The ARRA became effective February 17, 2009, and, technically, COBRA provisions must be immediately revised to reflect the subsidy. However, the ARRA contains a grace period of two full COBRA billing periods subsequent to the Act's effective date within which to commence the subsidy, provided appropriate premium credits (or refunds) are provided in subsequent periods.

Impact on Employers

While the reimbursement of the subsidy appears to make these provisions cost-neutral to the employer, it, in fact, does not. In general, COBRA beneficiaries have significantly worse experience than active employees as a group – primarily because of the cost of COBRA coverage, but also because former employees with high medical expenses may be less likely to obtain other coverage as quickly as healthier (often younger) former employees.
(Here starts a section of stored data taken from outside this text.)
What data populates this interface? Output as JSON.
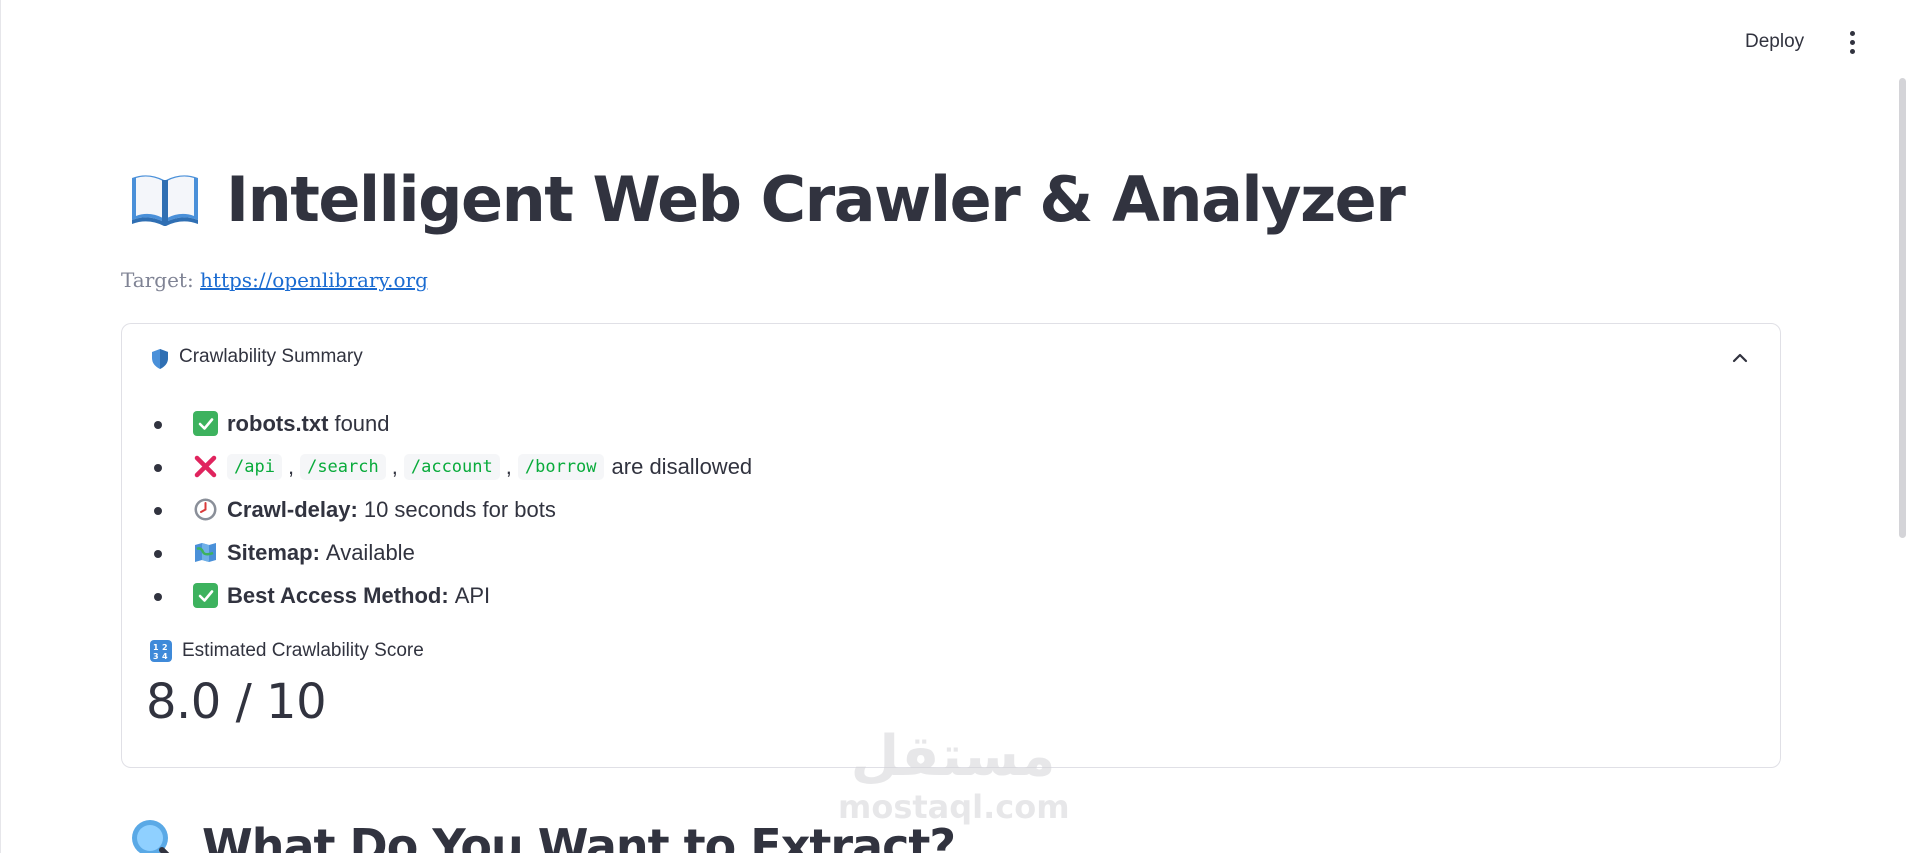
{
  "header": {
    "deploy_label": "Deploy",
    "menu_icon": "kebab-vertical-icon"
  },
  "title": {
    "icon": "open-book-icon",
    "text": "Intelligent Web Crawler & Analyzer"
  },
  "target": {
    "label": "Target:",
    "url": "https://openlibrary.org"
  },
  "summary": {
    "icon": "shield-icon",
    "label": "Crawlability Summary",
    "chevron_icon": "chevron-up-icon",
    "items": [
      {
        "icon": "check-mark-icon",
        "bold": "robots.txt",
        "text": "found"
      },
      {
        "icon": "cross-mark-icon",
        "codes": [
          "/api",
          "/search",
          "/account",
          "/borrow"
        ],
        "separator": ",",
        "text": "are disallowed"
      },
      {
        "icon": "clock-icon",
        "bold": "Crawl-delay:",
        "text": "10 seconds for bots"
      },
      {
        "icon": "map-icon",
        "bold": "Sitemap:",
        "text": "Available"
      },
      {
        "icon": "check-mark-icon",
        "bold": "Best Access Method:",
        "text": "API"
      }
    ],
    "metric": {
      "icon": "numbers-icon",
      "label": "Estimated Crawlability Score",
      "value": "8.0 / 10"
    }
  },
  "section2": {
    "icon": "magnifier-icon",
    "title": "What Do You Want to Extract?"
  },
  "watermark": {
    "arabic": "مستقل",
    "latin": "mostaql.com"
  },
  "colors": {
    "text": "#31333f",
    "link": "#1a6bd1",
    "code": "#09ab3b",
    "check_green": "#3db25e",
    "cross_red": "#e0245e"
  }
}
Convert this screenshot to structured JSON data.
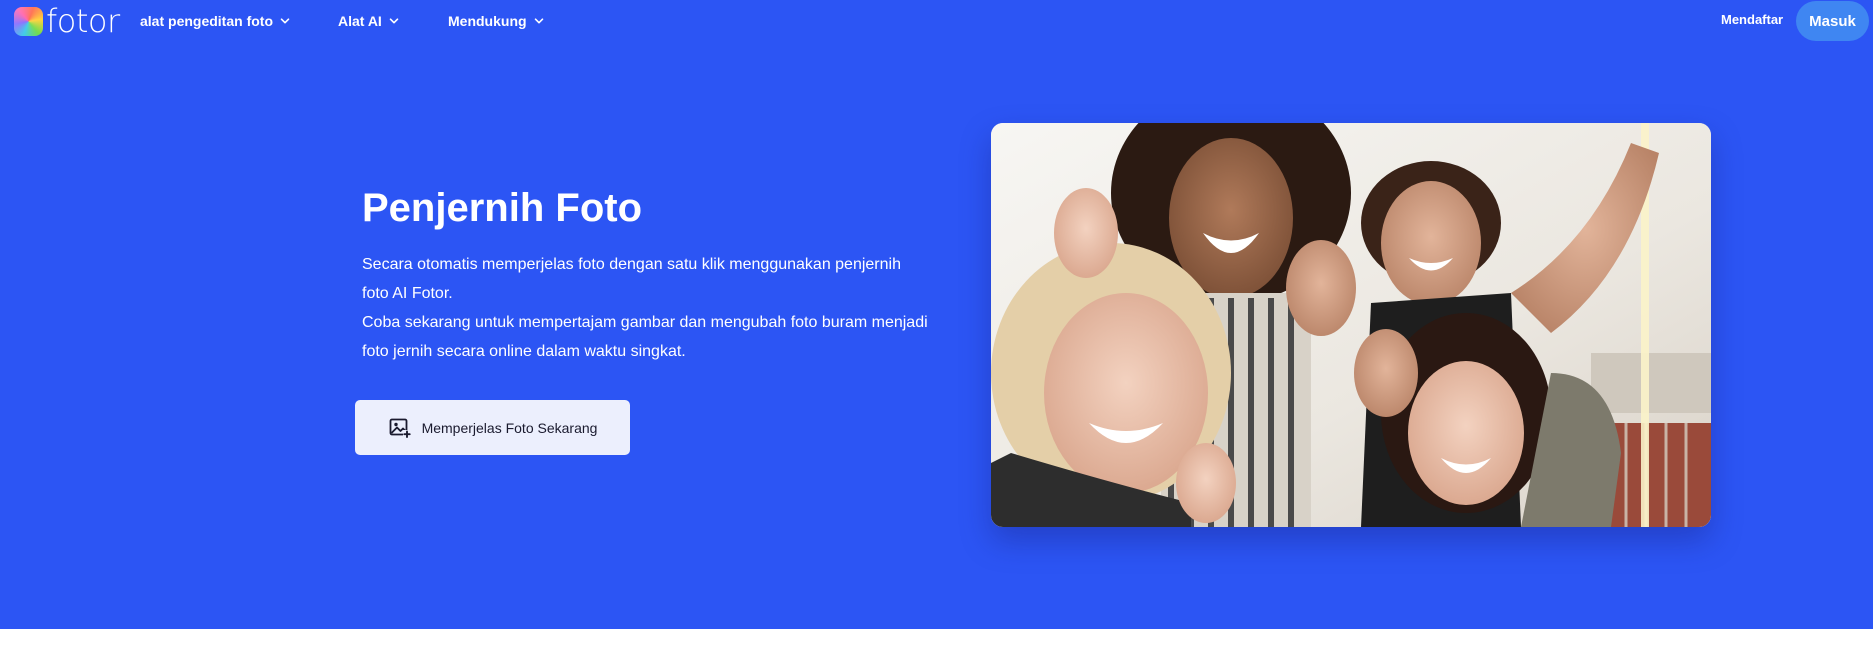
{
  "brand": {
    "name": "fotor",
    "logo_icon": "fotor-logo-icon"
  },
  "nav": {
    "items": [
      {
        "label": "alat pengeditan foto",
        "icon": "chevron-down-icon"
      },
      {
        "label": "Alat AI",
        "icon": "chevron-down-icon"
      },
      {
        "label": "Mendukung",
        "icon": "chevron-down-icon"
      }
    ],
    "signup_label": "Mendaftar",
    "login_label": "Masuk"
  },
  "hero": {
    "title": "Penjernih Foto",
    "description_1": "Secara otomatis memperjelas foto dengan satu klik menggunakan penjernih foto AI Fotor.",
    "description_2": "Coba sekarang untuk mempertajam gambar dan mengubah foto buram menjadi foto jernih secara online dalam waktu singkat.",
    "cta_label": "Memperjelas Foto Sekarang",
    "cta_icon": "add-image-icon",
    "image_icon": "group-selfie-photo"
  },
  "colors": {
    "hero_background": "#2c55f4",
    "login_button": "#3f86f2",
    "cta_background": "#eceffd",
    "text_on_hero": "#ffffff"
  }
}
While the subsidized coverage may be more attractive to those former employees with less expectation of high medical expenses, the fact remains that laid-off employees have limited resources and purchasing medical care may be of lower priority to those with less claims experience, even at subsidized rates.

In addition, the retroactive election period (of at least 60 days) afforded to those who were laid off on or after September 1, 2008, and who did not originally elect COBRA, is likely to lead to elections of coverage by those who did not expect high medical bills when they were laid off but who have developed serious medical conditions in the interim. Thus, we expect that the pattern of higher-than-average COBRA experience will continue.

What Should Employers Do Now to Comply with the COBRA provisions?

Employers should take steps to ensure timely compliance with the provisions of the ARRA. First, individuals should be identified who are eligible for the subsidy (i.e., those who were involuntarily terminated beginning September 1, 2008). Second, if an employer maintains another same-cost or lower-cost plan, the employer should determine if it will offer eligible individuals the choice of that plan (or plans) or the coverage normally made available to COBRA-eligible individuals. Third, the employer must also decide how affected individuals will be notified of this new law, particularly whether a notice will be provided imminently or whether the employer will wait to provide the notice after the DOL issues a "model notice." Finally, the employer's payroll processes must be reviewed and changed to meet the requirements of the new law.